聞き手: 私も大好きなエピソードで、「ジョジョ」ファンならば そんなお店が現実にあった絶対行きたい、 というお店ですが、実はこのお店のシェフ目黒さんも、 スタンド使いではありませんが、様々な食材も 手づくりされていて、こちらに吊るされている ハムなどもシェフ自らが作られているんです。
荒木さん: トニオさんみたいに料理にスタンド「パール・ジャム」 が入っているかも。

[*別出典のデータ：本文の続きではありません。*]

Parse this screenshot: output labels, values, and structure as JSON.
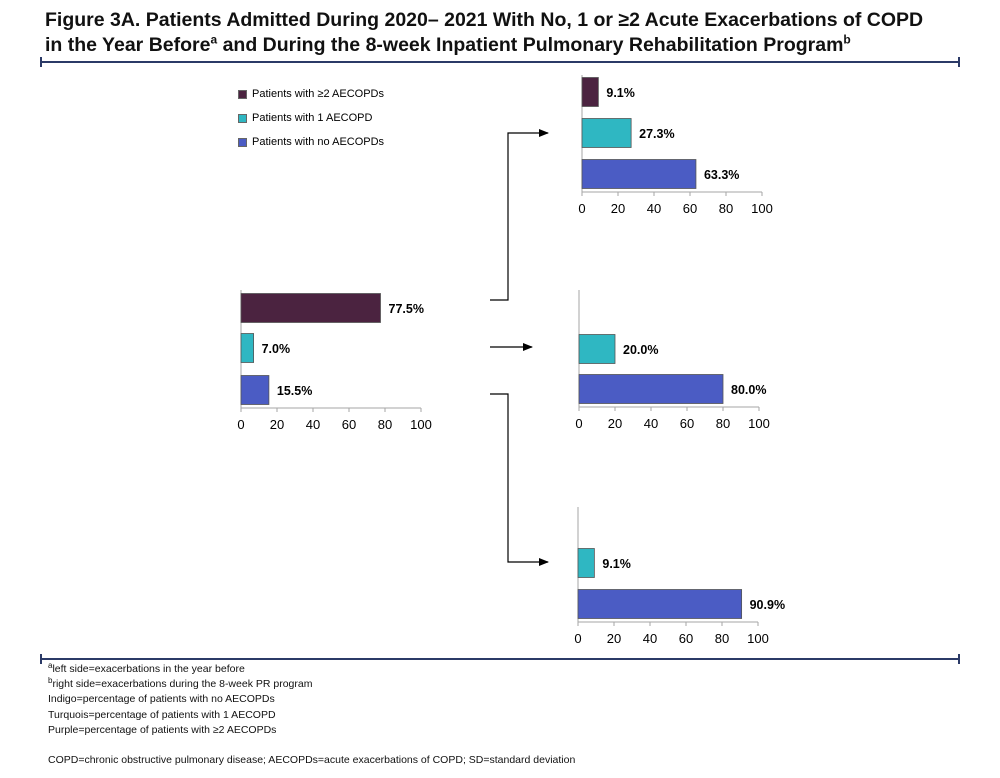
{
  "title": {
    "line1": "Figure 3A. Patients Admitted During 2020– 2021 With No, 1 or ≥2 Acute Exacerbations of COPD",
    "line2_part1": "in the Year Before",
    "line2_sup1": "a",
    "line2_part2": " and During the 8-week Inpatient Pulmonary Rehabilitation Program",
    "line2_sup2": "b"
  },
  "legend": [
    {
      "label": "Patients with ≥2 AECOPDs",
      "color": "#4b2340"
    },
    {
      "label": "Patients with 1 AECOPD",
      "color": "#2fb7c2"
    },
    {
      "label": "Patients with no AECOPDs",
      "color": "#4b5cc4"
    }
  ],
  "colors": {
    "purple": "#4b2340",
    "turquoise": "#2fb7c2",
    "indigo": "#4b5cc4",
    "axis": "#a6a6a6",
    "rule": "#2b3a67"
  },
  "chart_data": [
    {
      "id": "before",
      "type": "bar",
      "orientation": "horizontal",
      "xlim": [
        0,
        100
      ],
      "ticks": [
        0,
        20,
        40,
        60,
        80,
        100
      ],
      "series": [
        {
          "name": "Patients with ≥2 AECOPDs",
          "value": 77.5,
          "label": "77.5%",
          "color": "#4b2340"
        },
        {
          "name": "Patients with 1 AECOPD",
          "value": 7.0,
          "label": "7.0%",
          "color": "#2fb7c2"
        },
        {
          "name": "Patients with no AECOPDs",
          "value": 15.5,
          "label": "15.5%",
          "color": "#4b5cc4"
        }
      ]
    },
    {
      "id": "during-from-2plus",
      "type": "bar",
      "orientation": "horizontal",
      "xlim": [
        0,
        100
      ],
      "ticks": [
        0,
        20,
        40,
        60,
        80,
        100
      ],
      "series": [
        {
          "name": "Patients with ≥2 AECOPDs",
          "value": 9.1,
          "label": "9.1%",
          "color": "#4b2340"
        },
        {
          "name": "Patients with 1 AECOPD",
          "value": 27.3,
          "label": "27.3%",
          "color": "#2fb7c2"
        },
        {
          "name": "Patients with no AECOPDs",
          "value": 63.3,
          "label": "63.3%",
          "color": "#4b5cc4"
        }
      ]
    },
    {
      "id": "during-from-1",
      "type": "bar",
      "orientation": "horizontal",
      "xlim": [
        0,
        100
      ],
      "ticks": [
        0,
        20,
        40,
        60,
        80,
        100
      ],
      "series": [
        {
          "name": "Patients with 1 AECOPD",
          "value": 20.0,
          "label": "20.0%",
          "color": "#2fb7c2"
        },
        {
          "name": "Patients with no AECOPDs",
          "value": 80.0,
          "label": "80.0%",
          "color": "#4b5cc4"
        }
      ]
    },
    {
      "id": "during-from-none",
      "type": "bar",
      "orientation": "horizontal",
      "xlim": [
        0,
        100
      ],
      "ticks": [
        0,
        20,
        40,
        60,
        80,
        100
      ],
      "series": [
        {
          "name": "Patients with 1 AECOPD",
          "value": 9.1,
          "label": "9.1%",
          "color": "#2fb7c2"
        },
        {
          "name": "Patients with no AECOPDs",
          "value": 90.9,
          "label": "90.9%",
          "color": "#4b5cc4"
        }
      ]
    }
  ],
  "footnotes": {
    "a_sup": "a",
    "a_text": "left side=exacerbations in the year before",
    "b_sup": "b",
    "b_text": "right side=exacerbations during the 8-week PR program",
    "indigo": "Indigo=percentage of patients with no AECOPDs",
    "turquoise": "Turquois=percentage of patients with 1 AECOPD",
    "purple": "Purple=percentage of patients with ≥2 AECOPDs",
    "abbreviations": "COPD=chronic obstructive pulmonary disease; AECOPDs=acute exacerbations of COPD; SD=standard deviation"
  }
}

聞き手: 先生、肩こりや眼精疲労などの症状はありませんか。 でも今日は、食事を召し上がっていただく時間がなくて 大変残念ですが・・・ ところで、「ジョジョ」第五部「黄金の風」編で イタリアを舞台とした作品を描かれていることもあり、 先生はイタリアが大変お好きなのではないかと 思っておりました。
荒木さん: 実は東京に行っていちばん衝撃を受けたのは、 パスタなんです。 こんなに美味しい食べ物があったのかー!って、 本当に圧倒的な衝撃でした。 僕が仙台にいた頃は、 今のようなイタリアンレストランはなかったんですよ。 こんな素敵なイタリアンレストランがあるというのは、 当時から考えたら夢みたいです。
聞き手: こちらの目黒シェフは先日TBS「情熱大陸」に出演され、 仙台のイタリア料理界では注目のお店で、わざわざ 東京から足を運ばれるお客さんもいるくらいです。 ちなみに、お店のメニューも、お客さんの好みに応じて シェフと相談して決めるというのが基本です。
荒木さん: 同じじゃないですか。 まさか、「ジョジョ」の方が後からだったりして…
聞き手: お店は開店して間もなく6周年、 現在の場所に移転されてからは、4年周年とのことです。
荒木さん: よかった、「トラサルディー」のオープンが先ですね(笑)。 ところでこのタルト、香りが素晴らしいですね。 僕は食材の香りを活かしている料理が好きなんですよ。
目黒シェフ: 紅イモのアイスクリームピュレを添えた 洋ナシのタルトです。 その上にパルミジャーノ・レッジャーノを 振りかけています。
荒木さん: 本当にパルミジャーノ・レッジャーノの香が・・・すごい。 あとこの紅イモの甘みが・・・美味しいですね~。
聞き手: ぜひ今度仙台にお越しになる際にはこちらで食事を 召し上がっていただければと思います。 シーズンになったらジビエ(野獣)料理もお勧めです。
荒木さん: ジビエといっても、例えば海側でとれる雉と野山で 獲れる雉とでは、潮風とか食べる餌の違いらしいですが、 味が違うらしいですよ。 そんな話を聞くと、その違いを探ってみたいですね。
聞き手: では今度、こちらのお店のシェフに 海側の雉と山側の雉を取り寄せていただいて…
荒木さん: 二種類出していただいて、今度ぜひ 食べ比べしたいですね(笑)。 でもこちらのデザートをいただいたら 何だか元気が出てきましたよ!
聞き手: シェフ、先生がデザートを召し上がって 元気が出たそうです! やっぱりスタンド使いだったんですね(笑)。